In the manufacturing method according to the sixth aspect of the present invention, since the reflection film is formed by applying a paste-like material, not only the formation of the reflection film is easy, but also the fine irregularities on the side surfaces of the partition walls are reflected. The film can be easily covered and hidden, and the reflectance can be further increased.

[Brief description of the drawings]

FIG. 1 is a sectional perspective view of a PDP back plate according to an embodiment.

FIG. 2 is a manufacturing process diagram of the PDP back plate of the embodiment.

FIG. 3 is a manufacturing process diagram of the PDP back plate according to the embodiment.

FIG. 4 is a manufacturing process diagram of the PDP back plate of the embodiment.

FIG. 5 is a manufacturing process diagram of the PDP back plate of the embodiment.

FIG. 6 is a manufacturing process diagram of the PDP back plate of the embodiment.

FIG. 7 is a sectional perspective view of a conventional PDP back plate.

FIG. 8 is a manufacturing process diagram of a conventional PDP back plate.

FIG. 9 is a manufacturing process diagram of a conventional PDP back plate.

FIG. 10 is a manufacturing process diagram of a conventional PDP back plate.

FIG. 11 is a manufacturing process diagram of a conventional PDP back plate.

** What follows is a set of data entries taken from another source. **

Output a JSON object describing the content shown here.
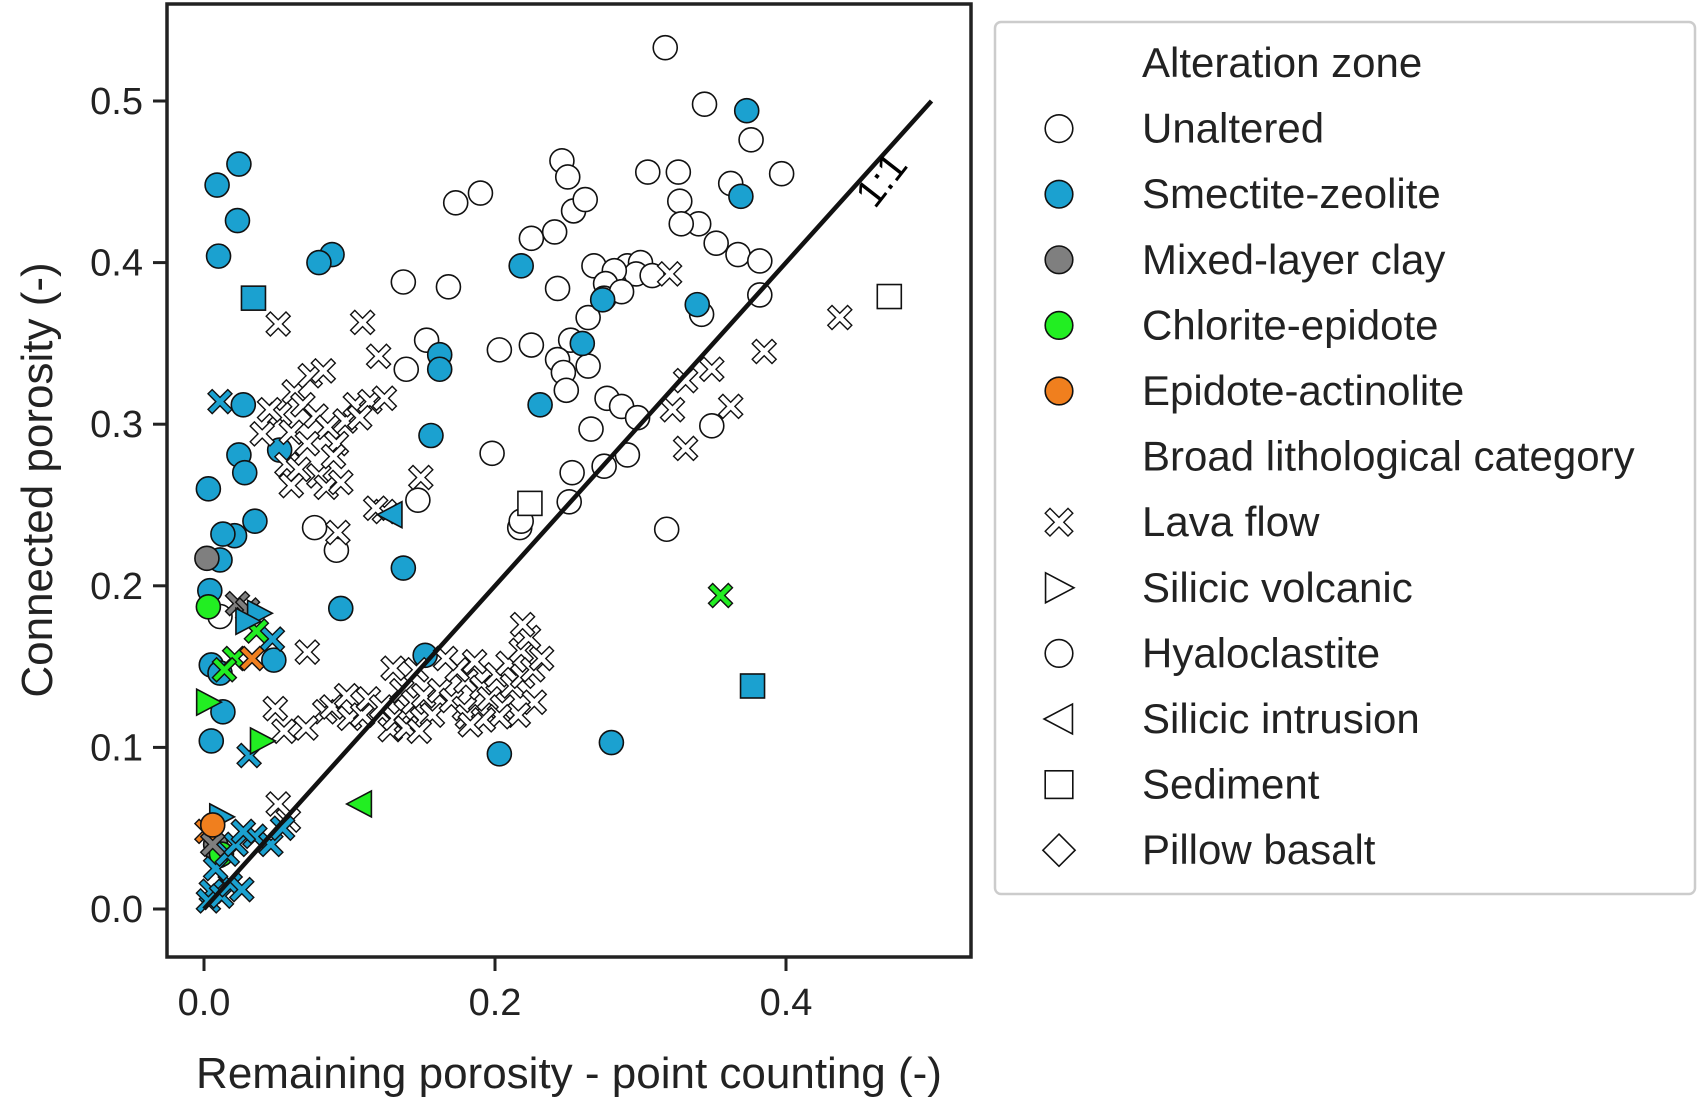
{
  "chart_data": {
    "type": "scatter",
    "xlabel": "Remaining porosity - point counting (-)",
    "ylabel": "Connected porosity (-)",
    "xlim": [
      -0.05,
      0.53
    ],
    "ylim": [
      -0.03,
      0.56
    ],
    "x_ticks": [
      0.0,
      0.2,
      0.4
    ],
    "x_tick_labels": [
      "0.0",
      "0.2",
      "0.4"
    ],
    "y_ticks": [
      0.0,
      0.1,
      0.2,
      0.3,
      0.4,
      0.5
    ],
    "y_tick_labels": [
      "0.0",
      "0.1",
      "0.2",
      "0.3",
      "0.4",
      "0.5"
    ],
    "grid": false,
    "reference_line": {
      "label": "1:1",
      "x": [
        0,
        0.5
      ],
      "y": [
        0,
        0.5
      ]
    },
    "legend": {
      "placement": "outside-right",
      "groups": [
        {
          "title": "Alteration zone",
          "entries": [
            {
              "label": "Unaltered",
              "marker": "circle",
              "color": "#ffffff"
            },
            {
              "label": "Smectite-zeolite",
              "marker": "circle",
              "color": "#1ba1d0"
            },
            {
              "label": "Mixed-layer clay",
              "marker": "circle",
              "color": "#7f7f7f"
            },
            {
              "label": "Chlorite-epidote",
              "marker": "circle",
              "color": "#22ee22"
            },
            {
              "label": "Epidote-actinolite",
              "marker": "circle",
              "color": "#f07f1e"
            }
          ]
        },
        {
          "title": "Broad lithological category",
          "entries": [
            {
              "label": "Lava flow",
              "marker": "x",
              "color": "#ffffff"
            },
            {
              "label": "Silicic volcanic",
              "marker": "tri-right",
              "color": "#ffffff"
            },
            {
              "label": "Hyaloclastite",
              "marker": "circle",
              "color": "#ffffff"
            },
            {
              "label": "Silicic intrusion",
              "marker": "tri-left",
              "color": "#ffffff"
            },
            {
              "label": "Sediment",
              "marker": "square",
              "color": "#ffffff"
            },
            {
              "label": "Pillow basalt",
              "marker": "diamond",
              "color": "#ffffff"
            }
          ]
        }
      ]
    },
    "colors": {
      "Unaltered": "#ffffff",
      "Smectite-zeolite": "#1ba1d0",
      "Mixed-layer clay": "#7f7f7f",
      "Chlorite-epidote": "#22ee22",
      "Epidote-actinolite": "#f07f1e"
    },
    "series": [
      {
        "name": "Unaltered",
        "marker": "circle",
        "points": [
          [
            0.317,
            0.533
          ],
          [
            0.344,
            0.498
          ],
          [
            0.376,
            0.476
          ],
          [
            0.397,
            0.455
          ],
          [
            0.362,
            0.449
          ],
          [
            0.305,
            0.456
          ],
          [
            0.326,
            0.456
          ],
          [
            0.246,
            0.463
          ],
          [
            0.25,
            0.453
          ],
          [
            0.19,
            0.443
          ],
          [
            0.173,
            0.437
          ],
          [
            0.254,
            0.432
          ],
          [
            0.262,
            0.439
          ],
          [
            0.327,
            0.438
          ],
          [
            0.34,
            0.424
          ],
          [
            0.328,
            0.424
          ],
          [
            0.241,
            0.419
          ],
          [
            0.225,
            0.415
          ],
          [
            0.352,
            0.412
          ],
          [
            0.367,
            0.405
          ],
          [
            0.382,
            0.401
          ],
          [
            0.268,
            0.398
          ],
          [
            0.291,
            0.398
          ],
          [
            0.3,
            0.4
          ],
          [
            0.297,
            0.393
          ],
          [
            0.282,
            0.395
          ],
          [
            0.308,
            0.392
          ],
          [
            0.276,
            0.387
          ],
          [
            0.275,
            0.378
          ],
          [
            0.287,
            0.382
          ],
          [
            0.243,
            0.384
          ],
          [
            0.168,
            0.385
          ],
          [
            0.137,
            0.388
          ],
          [
            0.382,
            0.38
          ],
          [
            0.342,
            0.368
          ],
          [
            0.264,
            0.366
          ],
          [
            0.252,
            0.352
          ],
          [
            0.153,
            0.352
          ],
          [
            0.203,
            0.346
          ],
          [
            0.225,
            0.349
          ],
          [
            0.243,
            0.34
          ],
          [
            0.264,
            0.336
          ],
          [
            0.247,
            0.332
          ],
          [
            0.139,
            0.334
          ],
          [
            0.249,
            0.321
          ],
          [
            0.277,
            0.316
          ],
          [
            0.287,
            0.311
          ],
          [
            0.298,
            0.304
          ],
          [
            0.349,
            0.299
          ],
          [
            0.266,
            0.297
          ],
          [
            0.198,
            0.282
          ],
          [
            0.291,
            0.281
          ],
          [
            0.275,
            0.274
          ],
          [
            0.253,
            0.27
          ],
          [
            0.147,
            0.253
          ],
          [
            0.251,
            0.252
          ],
          [
            0.217,
            0.236
          ],
          [
            0.218,
            0.24
          ],
          [
            0.318,
            0.235
          ],
          [
            0.076,
            0.236
          ],
          [
            0.091,
            0.222
          ],
          [
            0.011,
            0.181
          ]
        ]
      },
      {
        "name": "Smectite-zeolite",
        "marker": "circle",
        "points": [
          [
            0.373,
            0.494
          ],
          [
            0.024,
            0.461
          ],
          [
            0.009,
            0.448
          ],
          [
            0.023,
            0.426
          ],
          [
            0.01,
            0.404
          ],
          [
            0.088,
            0.405
          ],
          [
            0.079,
            0.4
          ],
          [
            0.218,
            0.398
          ],
          [
            0.369,
            0.441
          ],
          [
            0.339,
            0.374
          ],
          [
            0.274,
            0.377
          ],
          [
            0.162,
            0.343
          ],
          [
            0.26,
            0.35
          ],
          [
            0.162,
            0.334
          ],
          [
            0.231,
            0.312
          ],
          [
            0.027,
            0.312
          ],
          [
            0.156,
            0.293
          ],
          [
            0.052,
            0.284
          ],
          [
            0.024,
            0.281
          ],
          [
            0.028,
            0.27
          ],
          [
            0.003,
            0.26
          ],
          [
            0.035,
            0.24
          ],
          [
            0.021,
            0.231
          ],
          [
            0.013,
            0.232
          ],
          [
            0.011,
            0.216
          ],
          [
            0.137,
            0.211
          ],
          [
            0.004,
            0.197
          ],
          [
            0.094,
            0.186
          ],
          [
            0.152,
            0.157
          ],
          [
            0.005,
            0.151
          ],
          [
            0.048,
            0.154
          ],
          [
            0.011,
            0.146
          ],
          [
            0.013,
            0.122
          ],
          [
            0.005,
            0.104
          ],
          [
            0.28,
            0.103
          ],
          [
            0.203,
            0.096
          ]
        ]
      },
      {
        "name": "Mixed-layer clay",
        "marker": "circle",
        "points": [
          [
            0.002,
            0.217
          ],
          [
            0.008,
            0.04
          ],
          [
            0.01,
            0.033
          ]
        ]
      },
      {
        "name": "Chlorite-epidote",
        "marker": "circle",
        "points": [
          [
            0.003,
            0.187
          ],
          [
            0.012,
            0.034
          ]
        ]
      },
      {
        "name": "Lava flow / unaltered",
        "marker": "x",
        "points": [
          [
            0.051,
            0.362
          ],
          [
            0.109,
            0.363
          ],
          [
            0.12,
            0.342
          ],
          [
            0.32,
            0.393
          ],
          [
            0.437,
            0.366
          ],
          [
            0.385,
            0.345
          ],
          [
            0.062,
            0.32
          ],
          [
            0.073,
            0.33
          ],
          [
            0.082,
            0.333
          ],
          [
            0.068,
            0.312
          ],
          [
            0.052,
            0.306
          ],
          [
            0.045,
            0.309
          ],
          [
            0.06,
            0.295
          ],
          [
            0.077,
            0.305
          ],
          [
            0.085,
            0.298
          ],
          [
            0.097,
            0.302
          ],
          [
            0.104,
            0.312
          ],
          [
            0.114,
            0.314
          ],
          [
            0.124,
            0.316
          ],
          [
            0.107,
            0.304
          ],
          [
            0.091,
            0.288
          ],
          [
            0.071,
            0.288
          ],
          [
            0.04,
            0.294
          ],
          [
            0.057,
            0.275
          ],
          [
            0.065,
            0.272
          ],
          [
            0.079,
            0.268
          ],
          [
            0.084,
            0.261
          ],
          [
            0.094,
            0.264
          ],
          [
            0.089,
            0.28
          ],
          [
            0.06,
            0.262
          ],
          [
            0.149,
            0.267
          ],
          [
            0.124,
            0.246
          ],
          [
            0.118,
            0.248
          ],
          [
            0.092,
            0.233
          ],
          [
            0.331,
            0.327
          ],
          [
            0.349,
            0.334
          ],
          [
            0.362,
            0.311
          ],
          [
            0.322,
            0.309
          ],
          [
            0.331,
            0.285
          ],
          [
            0.071,
            0.159
          ],
          [
            0.049,
            0.124
          ],
          [
            0.083,
            0.122
          ],
          [
            0.055,
            0.11
          ],
          [
            0.07,
            0.112
          ],
          [
            0.088,
            0.125
          ],
          [
            0.1,
            0.118
          ],
          [
            0.098,
            0.132
          ],
          [
            0.109,
            0.12
          ],
          [
            0.113,
            0.13
          ],
          [
            0.122,
            0.125
          ],
          [
            0.128,
            0.111
          ],
          [
            0.131,
            0.118
          ],
          [
            0.139,
            0.122
          ],
          [
            0.136,
            0.135
          ],
          [
            0.144,
            0.128
          ],
          [
            0.13,
            0.149
          ],
          [
            0.146,
            0.148
          ],
          [
            0.151,
            0.132
          ],
          [
            0.162,
            0.135
          ],
          [
            0.157,
            0.12
          ],
          [
            0.17,
            0.129
          ],
          [
            0.179,
            0.124
          ],
          [
            0.181,
            0.119
          ],
          [
            0.18,
            0.141
          ],
          [
            0.186,
            0.153
          ],
          [
            0.191,
            0.137
          ],
          [
            0.196,
            0.13
          ],
          [
            0.201,
            0.145
          ],
          [
            0.205,
            0.125
          ],
          [
            0.209,
            0.152
          ],
          [
            0.212,
            0.138
          ],
          [
            0.218,
            0.16
          ],
          [
            0.219,
            0.144
          ],
          [
            0.226,
            0.148
          ],
          [
            0.232,
            0.155
          ],
          [
            0.227,
            0.128
          ],
          [
            0.216,
            0.12
          ],
          [
            0.203,
            0.119
          ],
          [
            0.192,
            0.117
          ],
          [
            0.183,
            0.114
          ],
          [
            0.174,
            0.148
          ],
          [
            0.166,
            0.155
          ],
          [
            0.223,
            0.168
          ],
          [
            0.219,
            0.176
          ],
          [
            0.058,
            0.055
          ],
          [
            0.051,
            0.065
          ],
          [
            0.139,
            0.112
          ],
          [
            0.148,
            0.11
          ]
        ]
      },
      {
        "name": "Lava flow / smectite-zeolite",
        "marker": "x",
        "points": [
          [
            0.011,
            0.314
          ],
          [
            0.005,
            0.011
          ],
          [
            0.003,
            0.005
          ],
          [
            0.012,
            0.008
          ],
          [
            0.018,
            0.015
          ],
          [
            0.026,
            0.012
          ],
          [
            0.008,
            0.025
          ],
          [
            0.016,
            0.034
          ],
          [
            0.022,
            0.04
          ],
          [
            0.035,
            0.045
          ],
          [
            0.046,
            0.04
          ],
          [
            0.054,
            0.05
          ],
          [
            0.031,
            0.095
          ],
          [
            0.047,
            0.167
          ],
          [
            0.027,
            0.048
          ]
        ]
      },
      {
        "name": "Lava flow / chlorite-epidote",
        "marker": "x",
        "points": [
          [
            0.355,
            0.194
          ],
          [
            0.036,
            0.172
          ],
          [
            0.021,
            0.155
          ],
          [
            0.014,
            0.148
          ]
        ]
      },
      {
        "name": "Lava flow / epidote-actinolite",
        "marker": "x",
        "points": [
          [
            0.033,
            0.155
          ],
          [
            0.002,
            0.048
          ]
        ]
      },
      {
        "name": "Lava flow / mixed-layer clay",
        "marker": "x",
        "points": [
          [
            0.023,
            0.189
          ],
          [
            0.03,
            0.185
          ],
          [
            0.006,
            0.04
          ]
        ]
      },
      {
        "name": "Silicic volcanic / smectite-zeolite",
        "marker": "tri-right",
        "points": [
          [
            0.038,
            0.183
          ],
          [
            0.03,
            0.178
          ],
          [
            0.012,
            0.057
          ]
        ]
      },
      {
        "name": "Silicic volcanic / chlorite-epidote",
        "marker": "tri-right",
        "points": [
          [
            0.04,
            0.104
          ],
          [
            0.003,
            0.128
          ]
        ]
      },
      {
        "name": "Silicic intrusion / chlorite-epidote",
        "marker": "tri-left",
        "points": [
          [
            0.107,
            0.065
          ]
        ]
      },
      {
        "name": "Silicic intrusion / smectite-zeolite",
        "marker": "tri-left",
        "points": [
          [
            0.128,
            0.244
          ]
        ]
      },
      {
        "name": "Sediment / unaltered",
        "marker": "square",
        "points": [
          [
            0.471,
            0.379
          ],
          [
            0.224,
            0.251
          ]
        ]
      },
      {
        "name": "Sediment / smectite-zeolite",
        "marker": "square",
        "points": [
          [
            0.034,
            0.378
          ],
          [
            0.377,
            0.138
          ]
        ]
      },
      {
        "name": "Epidote-actinolite",
        "marker": "circle",
        "points": [
          [
            0.006,
            0.052
          ]
        ]
      }
    ]
  }
}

FIG. 12 is a manufacturing process diagram of a conventional PDP back plate.

[Explanation of symbols]

1 glass substrate (substrate), 2 address electrodes, 6 partition, 7 reflective film.

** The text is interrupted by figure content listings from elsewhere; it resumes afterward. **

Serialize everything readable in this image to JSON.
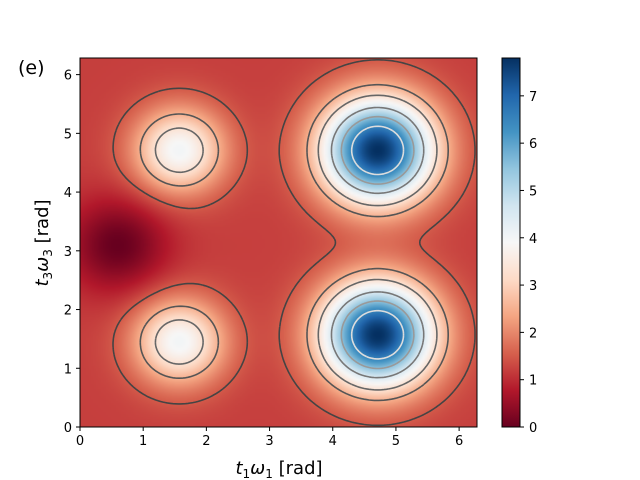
{
  "chart_data": {
    "type": "heatmap",
    "panel_label": "(e)",
    "xlabel_main": "t",
    "xlabel_sub1": "1",
    "xlabel_omega": "ω",
    "xlabel_sub2": "1",
    "xlabel_unit": " [rad]",
    "ylabel_main": "t",
    "ylabel_sub1": "3",
    "ylabel_omega": "ω",
    "ylabel_sub2": "3",
    "ylabel_unit": " [rad]",
    "xlim": [
      0,
      6.283
    ],
    "ylim": [
      0,
      6.283
    ],
    "xticks": [
      0,
      1,
      2,
      3,
      4,
      5,
      6
    ],
    "yticks": [
      0,
      1,
      2,
      3,
      4,
      5,
      6
    ],
    "xtick_labels": [
      "0",
      "1",
      "2",
      "3",
      "4",
      "5",
      "6"
    ],
    "ytick_labels": [
      "0",
      "1",
      "2",
      "3",
      "4",
      "5",
      "6"
    ],
    "colorbar": {
      "colormap": "RdBu",
      "vmin": 0,
      "vmax": 7.8,
      "ticks": [
        0,
        1,
        2,
        3,
        4,
        5,
        6,
        7
      ],
      "tick_labels": [
        "0",
        "1",
        "2",
        "3",
        "4",
        "5",
        "6",
        "7"
      ]
    },
    "features": [
      {
        "kind": "maximum",
        "x": 4.71,
        "y": 4.71,
        "value": 7.8
      },
      {
        "kind": "maximum",
        "x": 4.71,
        "y": 1.57,
        "value": 7.8
      },
      {
        "kind": "local-maximum",
        "x": 1.57,
        "y": 4.71,
        "value": 4.0
      },
      {
        "kind": "local-maximum",
        "x": 1.57,
        "y": 1.45,
        "value": 4.0
      },
      {
        "kind": "minimum",
        "x": 0.6,
        "y": 3.1,
        "value": 0.0
      }
    ],
    "contour_levels": [
      1.5,
      2.5,
      3.3,
      4.5,
      5.5,
      6.5
    ],
    "grid": false
  }
}
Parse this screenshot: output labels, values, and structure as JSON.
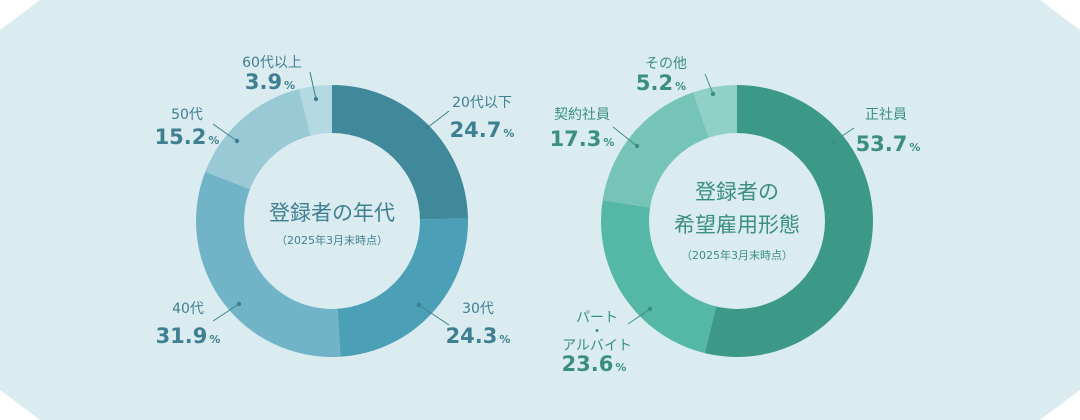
{
  "colors": {
    "background": "#dbecf0",
    "age_text": "#3f7f92",
    "emp_text": "#3b8f80",
    "hole": "#dbecf0"
  },
  "chart_data": [
    {
      "type": "pie",
      "title": "登録者の年代",
      "subtitle": "（2025年3月末時点）",
      "value_suffix": "%",
      "slices": [
        {
          "label": "20代以下",
          "value": 24.7,
          "color": "#40899b"
        },
        {
          "label": "30代",
          "value": 24.3,
          "color": "#4b9fb7"
        },
        {
          "label": "40代",
          "value": 31.9,
          "color": "#72b4c7"
        },
        {
          "label": "50代",
          "value": 15.2,
          "color": "#9ac9d6"
        },
        {
          "label": "60代以上",
          "value": 3.9,
          "color": "#b5d9e2"
        }
      ]
    },
    {
      "type": "pie",
      "title": "登録者の",
      "title_line2": "希望雇用形態",
      "subtitle": "（2025年3月末時点）",
      "value_suffix": "%",
      "slices": [
        {
          "label": "正社員",
          "value": 53.7,
          "color": "#3d9987"
        },
        {
          "label": "パート・アルバイト",
          "label_lines": [
            "パート",
            "・",
            "アルバイト"
          ],
          "value": 23.6,
          "color": "#55b7a5"
        },
        {
          "label": "契約社員",
          "value": 17.3,
          "color": "#76c4b7"
        },
        {
          "label": "その他",
          "value": 5.2,
          "color": "#90d0c6"
        }
      ]
    }
  ]
}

 ──────────────────────────────────────────────────続 き Continuing on the front page (72) Inventor Manabu Akiha 2-3-2 Marunouchi, Chiyoda-ku, Tokyo F-term (reference) 5C027 AA05 AA09 5C040 FA01 FA04 GB03 GB14 GD07 GD09 GF02 GF18 GF19 JA12 KA10 KB15 MA02 MA03 MA09 MA23

Claims (6)

[Claims] A substrate having a main surface; a plurality of address electrodes laid on the main surface; and a dark partition wall laid on the main surface so as to separate the plurality of address electrodes from each other. A back panel for a plasma display panel, comprising: a reflective film covering a side surface of the partition, the address electrode, and the main surface such that a top surface of the partition is exposed. 2. The back plate for a plasma display panel according to claim 1, wherein the reflection film contains at least one selected from the group consisting of titania and zirconia. 3. A plasma display panel comprising a front plate and a back plate combined so as to face each other, and the back plate for a plasma display panel according to claim 1 or 2 as the back plate. 4. A step of preparing a substrate having a main surface, a step of laying a plurality of address electrodes on the main surface, and a step of separating the plurality of address electrodes from each other. Laying a dark partition on the main surface, (d)
A plasma comprising: a step of forming a reflective film so as to cover the partition, the address electrode, and the main surface; and (e) a step of polishing the reflective film so that a top surface of the partition is exposed. A method for manufacturing a rear panel for a display panel. 5. The method according to claim 4, wherein the reflection film contains at least one selected from the group consisting of titania and zirconia. 6. The method according to claim 6, wherein the step (d) includes a step (d-1) of applying a material for the reflective film in the form of a paste. The method for manufacturing a back plate for a plasma display panel according to claim 4, further comprising a step of solidifying the material of the reflection film by performing baking.